Great Hatred, Little Room

Powell was Tony Blair's chief of staff throughout his tparty leadership, and ranked on a par with Alastair Campbell as his most senior adviser. He chose to concentrate on one story: how peace was brokered in Northern Ireland. It a must read for students of Northern Irish history; less so for others.

Hot cake factor:

Cherie Blair

Speaking for Myself

No one could complain that this was short on sensation or self revelation. The detail that has stuck in most people's minds is that Leo got started because Mum and Dad were staying over at Balmoral and she had left the contraceptives behind,. That should do wonders for a growing boy's self esteem.

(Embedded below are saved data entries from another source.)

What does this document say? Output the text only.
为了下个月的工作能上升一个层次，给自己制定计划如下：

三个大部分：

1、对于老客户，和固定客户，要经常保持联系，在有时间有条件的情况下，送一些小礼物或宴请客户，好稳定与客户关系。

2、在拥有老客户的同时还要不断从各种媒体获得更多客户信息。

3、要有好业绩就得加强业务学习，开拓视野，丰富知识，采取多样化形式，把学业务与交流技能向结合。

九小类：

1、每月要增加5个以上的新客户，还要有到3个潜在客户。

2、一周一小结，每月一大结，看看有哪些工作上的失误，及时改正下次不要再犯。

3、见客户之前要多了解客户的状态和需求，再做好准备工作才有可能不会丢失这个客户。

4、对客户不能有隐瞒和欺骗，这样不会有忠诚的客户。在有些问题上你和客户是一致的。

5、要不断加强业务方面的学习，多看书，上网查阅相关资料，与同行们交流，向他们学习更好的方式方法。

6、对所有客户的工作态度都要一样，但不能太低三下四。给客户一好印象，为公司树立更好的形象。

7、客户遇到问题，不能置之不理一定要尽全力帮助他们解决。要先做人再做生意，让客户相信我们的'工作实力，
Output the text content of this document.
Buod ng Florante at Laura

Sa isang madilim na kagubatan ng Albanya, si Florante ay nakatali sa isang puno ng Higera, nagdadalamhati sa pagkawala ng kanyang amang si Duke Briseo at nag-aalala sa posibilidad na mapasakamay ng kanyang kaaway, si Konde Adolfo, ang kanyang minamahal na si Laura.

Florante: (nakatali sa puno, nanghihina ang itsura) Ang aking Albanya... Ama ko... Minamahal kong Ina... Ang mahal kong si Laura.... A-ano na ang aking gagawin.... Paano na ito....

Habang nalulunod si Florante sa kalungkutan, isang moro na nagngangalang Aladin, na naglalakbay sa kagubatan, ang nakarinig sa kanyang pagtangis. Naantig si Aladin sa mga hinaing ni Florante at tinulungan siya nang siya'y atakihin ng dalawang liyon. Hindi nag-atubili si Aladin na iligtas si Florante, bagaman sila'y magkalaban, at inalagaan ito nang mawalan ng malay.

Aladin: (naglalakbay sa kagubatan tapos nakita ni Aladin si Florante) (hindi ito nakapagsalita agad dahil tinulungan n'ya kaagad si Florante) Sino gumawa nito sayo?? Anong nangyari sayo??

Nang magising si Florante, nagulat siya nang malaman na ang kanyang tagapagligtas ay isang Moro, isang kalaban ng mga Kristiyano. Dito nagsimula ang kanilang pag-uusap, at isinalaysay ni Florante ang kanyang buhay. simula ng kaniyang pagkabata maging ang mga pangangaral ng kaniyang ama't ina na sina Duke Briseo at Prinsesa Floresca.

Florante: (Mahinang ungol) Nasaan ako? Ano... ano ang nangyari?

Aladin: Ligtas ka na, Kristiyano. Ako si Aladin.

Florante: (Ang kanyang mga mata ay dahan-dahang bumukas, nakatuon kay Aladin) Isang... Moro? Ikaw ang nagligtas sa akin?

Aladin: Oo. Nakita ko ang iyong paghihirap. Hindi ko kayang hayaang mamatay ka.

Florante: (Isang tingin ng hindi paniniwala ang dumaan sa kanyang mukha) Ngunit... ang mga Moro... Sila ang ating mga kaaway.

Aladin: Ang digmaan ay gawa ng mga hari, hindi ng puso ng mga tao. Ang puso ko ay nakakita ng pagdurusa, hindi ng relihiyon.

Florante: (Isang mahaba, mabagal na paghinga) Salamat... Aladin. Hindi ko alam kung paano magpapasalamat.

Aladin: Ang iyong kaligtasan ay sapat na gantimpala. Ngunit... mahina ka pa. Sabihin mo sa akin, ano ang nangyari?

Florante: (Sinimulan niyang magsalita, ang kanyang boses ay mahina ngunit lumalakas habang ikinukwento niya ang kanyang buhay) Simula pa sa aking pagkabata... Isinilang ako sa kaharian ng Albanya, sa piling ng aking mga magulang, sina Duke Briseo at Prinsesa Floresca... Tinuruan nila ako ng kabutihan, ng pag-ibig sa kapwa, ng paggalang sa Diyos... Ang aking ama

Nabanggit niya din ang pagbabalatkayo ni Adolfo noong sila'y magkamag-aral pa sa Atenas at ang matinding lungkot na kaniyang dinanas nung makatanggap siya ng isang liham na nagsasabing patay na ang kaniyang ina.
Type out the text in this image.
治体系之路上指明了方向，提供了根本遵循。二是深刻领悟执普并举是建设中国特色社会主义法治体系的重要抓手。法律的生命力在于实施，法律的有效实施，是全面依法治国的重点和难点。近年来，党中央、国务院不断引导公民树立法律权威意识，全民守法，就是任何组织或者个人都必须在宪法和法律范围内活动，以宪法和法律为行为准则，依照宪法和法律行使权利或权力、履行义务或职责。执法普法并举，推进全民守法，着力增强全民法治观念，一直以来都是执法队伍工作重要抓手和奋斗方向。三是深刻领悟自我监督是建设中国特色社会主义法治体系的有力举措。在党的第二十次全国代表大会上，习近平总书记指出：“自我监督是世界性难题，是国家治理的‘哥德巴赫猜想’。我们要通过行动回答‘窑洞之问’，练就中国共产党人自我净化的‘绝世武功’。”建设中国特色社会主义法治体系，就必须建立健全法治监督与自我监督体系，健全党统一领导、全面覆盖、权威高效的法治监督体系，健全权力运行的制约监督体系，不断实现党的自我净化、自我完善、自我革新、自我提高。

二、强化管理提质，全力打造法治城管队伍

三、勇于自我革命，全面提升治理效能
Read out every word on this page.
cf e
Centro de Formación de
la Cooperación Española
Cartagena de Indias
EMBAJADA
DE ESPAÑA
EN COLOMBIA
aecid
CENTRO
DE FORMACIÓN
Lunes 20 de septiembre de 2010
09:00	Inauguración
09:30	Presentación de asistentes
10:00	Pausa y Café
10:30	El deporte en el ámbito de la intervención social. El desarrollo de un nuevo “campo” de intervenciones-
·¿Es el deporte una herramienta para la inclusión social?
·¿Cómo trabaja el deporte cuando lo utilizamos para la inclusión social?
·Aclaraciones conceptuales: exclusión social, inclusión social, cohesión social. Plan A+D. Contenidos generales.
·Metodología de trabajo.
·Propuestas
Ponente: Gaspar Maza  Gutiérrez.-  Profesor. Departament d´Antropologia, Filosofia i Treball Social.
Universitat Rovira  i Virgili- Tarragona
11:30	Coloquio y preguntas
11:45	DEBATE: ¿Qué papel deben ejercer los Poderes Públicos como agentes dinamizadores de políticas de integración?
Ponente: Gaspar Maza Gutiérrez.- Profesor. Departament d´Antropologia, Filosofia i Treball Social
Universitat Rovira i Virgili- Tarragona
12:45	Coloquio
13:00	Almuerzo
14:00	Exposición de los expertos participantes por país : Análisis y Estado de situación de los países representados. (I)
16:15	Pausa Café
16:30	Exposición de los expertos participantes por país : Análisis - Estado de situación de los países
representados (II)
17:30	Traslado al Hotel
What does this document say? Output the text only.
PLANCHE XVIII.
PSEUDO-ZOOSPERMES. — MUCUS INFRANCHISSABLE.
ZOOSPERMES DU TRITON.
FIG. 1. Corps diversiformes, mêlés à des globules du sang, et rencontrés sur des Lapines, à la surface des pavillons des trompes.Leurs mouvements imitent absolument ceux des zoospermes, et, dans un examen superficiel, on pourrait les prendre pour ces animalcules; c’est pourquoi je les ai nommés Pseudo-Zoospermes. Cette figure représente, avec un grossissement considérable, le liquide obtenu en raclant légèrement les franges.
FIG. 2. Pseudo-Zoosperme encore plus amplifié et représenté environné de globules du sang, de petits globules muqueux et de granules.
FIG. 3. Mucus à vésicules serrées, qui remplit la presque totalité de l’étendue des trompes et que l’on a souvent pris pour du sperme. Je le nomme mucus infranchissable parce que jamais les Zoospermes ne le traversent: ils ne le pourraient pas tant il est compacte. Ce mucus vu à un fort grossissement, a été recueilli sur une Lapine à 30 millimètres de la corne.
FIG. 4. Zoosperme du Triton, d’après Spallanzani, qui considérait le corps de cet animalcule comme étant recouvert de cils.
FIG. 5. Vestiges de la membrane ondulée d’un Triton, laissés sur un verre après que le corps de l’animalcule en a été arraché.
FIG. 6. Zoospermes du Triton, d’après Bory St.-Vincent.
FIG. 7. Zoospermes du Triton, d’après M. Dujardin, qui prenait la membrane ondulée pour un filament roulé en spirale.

Also lots of detail about their first date, her menstrual cycle, about the blood and ripping flesh as she gave birth, about what Tony and Alastair said after her miscarriage, and how distressing it is to be vilified by the press. Political insight? Who needs it?

Hot cake factor:

COMING SOON?

Tony Blair: The Journey

It cost Random House £4.6m up front to get the ex Prime Minister to write this book, so we can only hope for their sake that it sells. The publisher, Gail Rebuck, wife of Blair's private pollster, Philip Gould, says it will be "frank, open, revealing and written in an intimate and accessible style." Until September, we can only take her word for it.

Gordon Brown

He has written books before – for example: Courage: Eight Portraits on a range of political heroes, such as Nelson Mandela. It is not impossible that he will now want to give us a portrait of himself.

Lord Mandelson

He once said he is a "fighter, not a quitter", but now that he has actually quit front line politics it appears that he is going to give his account of how right he was about practically everything.

Alistair Darling

The former Chancellor is still busy being shadow Chancellor. But when Labour has a new leader, he will step down from the front bench and may well want to get his version of the last three years out there before someone else puts out a version less to his liking.

Lord Adonis

Not currently interested in defending his political record or his life generally, but is furiously intent on placing on record his version of the five frantic days when he attempted to negotiate a coalition between Labour and the Liberal Democrats. May not be a bestseller.